Sunday, 4 July 2010
My Own Private Idaho
My Own Private Idaho (1991)
a film by Gus Van Sant
The circumstances that leads us to find a particular film and make it meaning full are as unpredictable as the places where movies can take you. I found My Own Private Idaho in a poster by the twin churches in Piazza del Popolo in Rome and it took me to the endless plains of Idaho and the loneliness and bitter beauty of this story.
I knew Gus Van Sant's work and I wanted to be fully awake for this story. His films have felt for me like a moving sedatives and I wanted to be in the right attitude for this one. So I decide to follow the story of this character in his circular path, starting and ending on the same road, on the same loop, isolated and rejected. It was moving to follow him in the middle of such a beautiful set of images. Endless fields of wheat, two identical churches in a foggy day and the rooftops of Portland frame this tough story in a halo of beauty and colour that contrast with the toughness of the story.
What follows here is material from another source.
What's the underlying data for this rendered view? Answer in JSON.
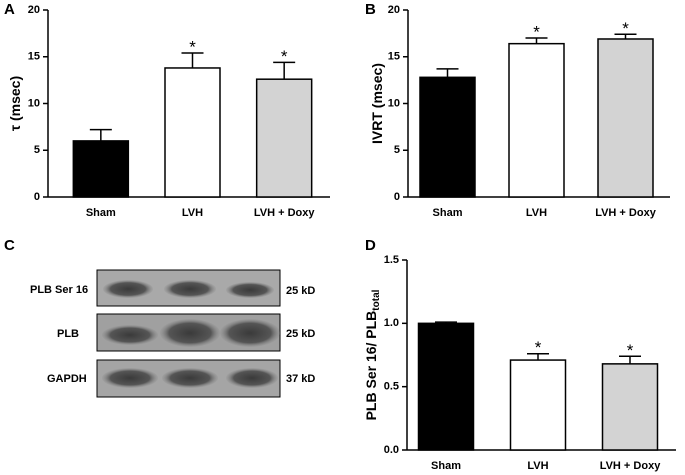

It needs a particular state of mind to watch this movie and catch the brush of solitude and the feeling that I can describe with other words than happy-sad. This feeling is brought mainly by the character of River Phoenix who is absolutely great in this film and who delivers most of the intense load of this outcast character. On the other side the rest of the characters help to construct the reality around the main thread and in the same sense help to make the context that makes the story so light but emotional at the same time.
There is no way to leave this film without wanting to talk about the interpretations and the influences, without trying to debate or comment. The only way to do it is watching it and is worth taking your time to do it. Pick a large screen and quiet day.